When Joel Conarroe reviewed Bobbie Ann Mason's first novel In Country (1985) for The New York Times, he described it as 'Shopping Mall Realism', which somehow doesn't quite hit the right button (1). But he was more exact when he said the book is 'light-years away from the young professionals sipping margaritas on Columbus Avenue', because Mason writes about a very different America from the glamorous San Francisco city centre.
Less than two years ago, I'd never heard of Bobbie Ann Mason when I drove through southern Illinois's Shaunee National Forest and over the Ohio River into Paducah, western Kentucky. We visited the quilt museum (2), but in a town with a population of only 26,000 there appeared to be not a tremendous amount more to see. And yet in In Country, in the ironically named small town of Hopewell - perhaps a pseudonym for Mayfield, where Mason was born - a visit to Paducah, its mall and its restaurants, is the highpoint of the week.
Sam Hughes is a late teenager and Conarroe finds her similar to characters in the fiction of Carson McCullers and Harper Lee, although the language is very different:
'The restroom is pink and filthy, with sticky floors. In her stall, Sam reads several phone numbers written in lipstick. A message says, "The mass of the ass plus the angle of the dangle equals the scream of the cream." She wishes she had known that one when she took algebra. She would have written it on an assignment.'
In a world where adolescent sexual witticisms are foregrounded to schooling, Sam's mental outlook seems both limited and limiting: there is an abundance of references to tradenames, TV programmes and commercials, and such singers as Bruce Springsteen, Madonna, and Boy George. As the book progresses, though, Sam's horizons widen, and this is symbolized by her buying a car, which is important to her self-discovery.
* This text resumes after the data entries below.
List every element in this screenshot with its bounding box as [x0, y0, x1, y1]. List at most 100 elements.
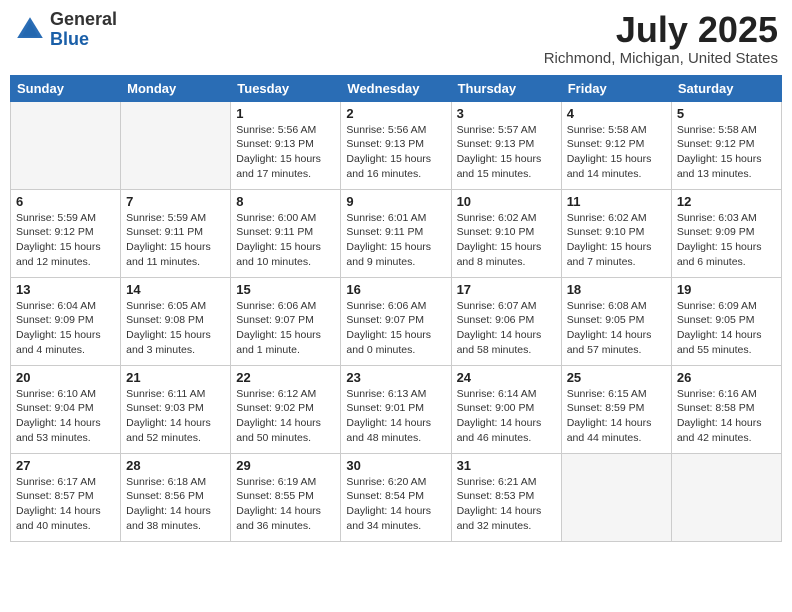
calendar-cell: 12Sunrise: 6:03 AMSunset: 9:09 PMDayligh… — [671, 189, 781, 277]
day-info: Sunrise: 6:04 AMSunset: 9:09 PMDaylight:… — [16, 299, 115, 358]
day-info: Sunrise: 6:16 AMSunset: 8:58 PMDaylight:… — [677, 387, 776, 446]
day-info: Sunrise: 6:10 AMSunset: 9:04 PMDaylight:… — [16, 387, 115, 446]
calendar-cell: 31 Sunrise: 6:21 AMSunset: 8:53 PMDayligh… — [451, 453, 561, 541]
week-row-4: 20 Sunrise: 6:10 AMSunset: 9:04 PMDayligh… — [11, 365, 782, 453]
calendar-cell: 30 Sunrise: 6:20 AMSunset: 8:54 PMDayligh… — [341, 453, 451, 541]
calendar-cell: 19 Sunrise: 6:09 AMSunset: 9:05 PMDayligh… — [671, 277, 781, 365]
logo-general-text: General — [50, 9, 117, 29]
day-number: 3 — [457, 106, 556, 121]
weekday-header-row: SundayMondayTuesdayWednesdayThursdayFrid… — [11, 75, 782, 101]
day-number: 19 — [677, 282, 776, 297]
calendar-cell — [11, 101, 121, 189]
weekday-header-friday: Friday — [561, 75, 671, 101]
day-number: 15 — [236, 282, 335, 297]
day-info: Sunrise: 5:58 AMSunset: 9:12 PMDaylight:… — [567, 123, 666, 182]
day-number: 24 — [457, 370, 556, 385]
day-info: Sunrise: 6:02 AMSunset: 9:10 PMDaylight:… — [457, 211, 556, 270]
day-info: Sunrise: 6:06 AMSunset: 9:07 PMDaylight:… — [346, 299, 445, 358]
day-number: 9 — [346, 194, 445, 209]
location-title: Richmond, Michigan, United States — [544, 50, 778, 67]
day-number: 30 — [346, 458, 445, 473]
day-info: Sunrise: 5:58 AMSunset: 9:12 PMDaylight:… — [677, 123, 776, 182]
calendar-cell: 6 Sunrise: 5:59 AMSunset: 9:12 PMDaylight… — [11, 189, 121, 277]
weekday-header-sunday: Sunday — [11, 75, 121, 101]
day-number: 20 — [16, 370, 115, 385]
day-number: 29 — [236, 458, 335, 473]
week-row-5: 27 Sunrise: 6:17 AMSunset: 8:57 PMDayligh… — [11, 453, 782, 541]
day-number: 8 — [236, 194, 335, 209]
page-header: General Blue July 2025 Richmond, Michiga… — [10, 10, 782, 67]
calendar-cell: 5Sunrise: 5:58 AMSunset: 9:12 PMDaylight… — [671, 101, 781, 189]
calendar-cell: 22 Sunrise: 6:12 AMSunset: 9:02 PMDayligh… — [231, 365, 341, 453]
calendar-cell: 4 Sunrise: 5:58 AMSunset: 9:12 PMDaylight… — [561, 101, 671, 189]
day-info: Sunrise: 6:17 AMSunset: 8:57 PMDaylight:… — [16, 475, 115, 534]
day-info: Sunrise: 6:18 AMSunset: 8:56 PMDaylight:… — [126, 475, 225, 534]
calendar-cell — [671, 453, 781, 541]
day-number: 4 — [567, 106, 666, 121]
day-info: Sunrise: 6:20 AMSunset: 8:54 PMDaylight:… — [346, 475, 445, 534]
calendar-cell: 1 Sunrise: 5:56 AMSunset: 9:13 PMDaylight… — [231, 101, 341, 189]
calendar-table: SundayMondayTuesdayWednesdayThursdayFrid… — [10, 75, 782, 542]
week-row-3: 13Sunrise: 6:04 AMSunset: 9:09 PMDayligh… — [11, 277, 782, 365]
day-info: Sunrise: 6:13 AMSunset: 9:01 PMDaylight:… — [346, 387, 445, 446]
calendar-cell: 16 Sunrise: 6:06 AMSunset: 9:07 PMDayligh… — [341, 277, 451, 365]
day-info: Sunrise: 6:15 AMSunset: 8:59 PMDaylight:… — [567, 387, 666, 446]
day-info: Sunrise: 6:06 AMSunset: 9:07 PMDaylight:… — [236, 299, 335, 358]
calendar-cell: 9 Sunrise: 6:01 AMSunset: 9:11 PMDaylight… — [341, 189, 451, 277]
weekday-header-thursday: Thursday — [451, 75, 561, 101]
day-number: 23 — [346, 370, 445, 385]
calendar-cell: 10 Sunrise: 6:02 AMSunset: 9:10 PMDayligh… — [451, 189, 561, 277]
weekday-header-monday: Monday — [121, 75, 231, 101]
calendar-cell — [121, 101, 231, 189]
day-number: 10 — [457, 194, 556, 209]
day-info: Sunrise: 6:19 AMSunset: 8:55 PMDaylight:… — [236, 475, 335, 534]
day-number: 11 — [567, 194, 666, 209]
day-number: 17 — [457, 282, 556, 297]
day-info: Sunrise: 5:57 AMSunset: 9:13 PMDaylight:… — [457, 123, 556, 182]
day-number: 22 — [236, 370, 335, 385]
day-number: 16 — [346, 282, 445, 297]
day-number: 21 — [126, 370, 225, 385]
day-info: Sunrise: 6:01 AMSunset: 9:11 PMDaylight:… — [346, 211, 445, 270]
day-number: 1 — [236, 106, 335, 121]
calendar-cell: 24 Sunrise: 6:14 AMSunset: 9:00 PMDayligh… — [451, 365, 561, 453]
calendar-cell: 14Sunrise: 6:05 AMSunset: 9:08 PMDayligh… — [121, 277, 231, 365]
calendar-cell: 23 Sunrise: 6:13 AMSunset: 9:01 PMDayligh… — [341, 365, 451, 453]
day-info: Sunrise: 5:56 AMSunset: 9:13 PMDaylight:… — [346, 123, 445, 182]
calendar-cell: 21 Sunrise: 6:11 AMSunset: 9:03 PMDayligh… — [121, 365, 231, 453]
week-row-1: 1 Sunrise: 5:56 AMSunset: 9:13 PMDaylight… — [11, 101, 782, 189]
day-number: 27 — [16, 458, 115, 473]
calendar-cell: 7Sunrise: 5:59 AMSunset: 9:11 PMDaylight… — [121, 189, 231, 277]
day-info: Sunrise: 5:56 AMSunset: 9:13 PMDaylight:… — [236, 123, 335, 182]
day-info: Sunrise: 6:09 AMSunset: 9:05 PMDaylight:… — [677, 299, 776, 358]
calendar-cell: 28Sunrise: 6:18 AMSunset: 8:56 PMDayligh… — [121, 453, 231, 541]
day-info: Sunrise: 6:11 AMSunset: 9:03 PMDaylight:… — [126, 387, 225, 446]
day-number: 25 — [567, 370, 666, 385]
logo: General Blue — [14, 10, 117, 50]
day-info: Sunrise: 5:59 AMSunset: 9:12 PMDaylight:… — [16, 211, 115, 270]
calendar-cell: 27 Sunrise: 6:17 AMSunset: 8:57 PMDayligh… — [11, 453, 121, 541]
calendar-cell: 3 Sunrise: 5:57 AMSunset: 9:13 PMDaylight… — [451, 101, 561, 189]
day-number: 2 — [346, 106, 445, 121]
calendar-cell: 29 Sunrise: 6:19 AMSunset: 8:55 PMDayligh… — [231, 453, 341, 541]
day-number: 14 — [126, 282, 225, 297]
month-title: July 2025 — [544, 10, 778, 50]
day-info: Sunrise: 6:14 AMSunset: 9:00 PMDaylight:… — [457, 387, 556, 446]
day-info: Sunrise: 6:12 AMSunset: 9:02 PMDaylight:… — [236, 387, 335, 446]
day-number: 6 — [16, 194, 115, 209]
logo-blue-text: Blue — [50, 29, 89, 49]
logo-icon — [14, 14, 46, 46]
day-info: Sunrise: 6:21 AMSunset: 8:53 PMDaylight:… — [457, 475, 556, 534]
calendar-cell: 20 Sunrise: 6:10 AMSunset: 9:04 PMDayligh… — [11, 365, 121, 453]
day-number: 18 — [567, 282, 666, 297]
calendar-cell — [561, 453, 671, 541]
calendar-cell: 18 Sunrise: 6:08 AMSunset: 9:05 PMDayligh… — [561, 277, 671, 365]
weekday-header-wednesday: Wednesday — [341, 75, 451, 101]
day-info: Sunrise: 5:59 AMSunset: 9:11 PMDaylight:… — [126, 211, 225, 270]
day-number: 31 — [457, 458, 556, 473]
day-info: Sunrise: 6:03 AMSunset: 9:09 PMDaylight:… — [677, 211, 776, 270]
week-row-2: 6 Sunrise: 5:59 AMSunset: 9:12 PMDaylight… — [11, 189, 782, 277]
day-info: Sunrise: 6:08 AMSunset: 9:05 PMDaylight:… — [567, 299, 666, 358]
weekday-header-saturday: Saturday — [671, 75, 781, 101]
calendar-cell: 11Sunrise: 6:02 AMSunset: 9:10 PMDayligh… — [561, 189, 671, 277]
In Country is in part a quest novel, and Sam mentally sets out to find her father, who died in Vietnam, and who never saw his daughter. She does this by asking questions of people who knew him, and by reading his semi-literate letters and diary. This is also a protest novel, quietly raging against the horrors of the Vietnam war, and against the callous treatment ex-veterans receive. Sam lives with her Uncle Emmett, who appears to be suffering from the effects of Agent Orange. Soon tiring of her childish boyfriend, she tries to form a relationship with the older veteran Tom, but he is impotent: he is yet another of the walking wounded who carry the ghosts of Vietnam around with them.
The main part of the novel is a long flashback which is sandwiched between a road trip made by Emmett, Sam, and Sam's grandmother - who perhaps bears some resemblance to the grandmother in Flannery O'Connor's 'A Good Man Is Hard to Find' - in Sam's car, to the Vietnam Veterans Memorial in Washington.
This is a very powerful and moving coming-of-age story detailing the effects of war, a story of the difficulty people have relating to each other. Oh and, er, let's not forget the frequent references to ham and mother-fuckers (3).
(1) The title refers to a GI expression for Vietnam.
(2) The Museum of the American Quilter's Society.
(3) 'Mother-fuckers' is another GI expression, this time used for the loathed lima beans the soldiers were given to eat.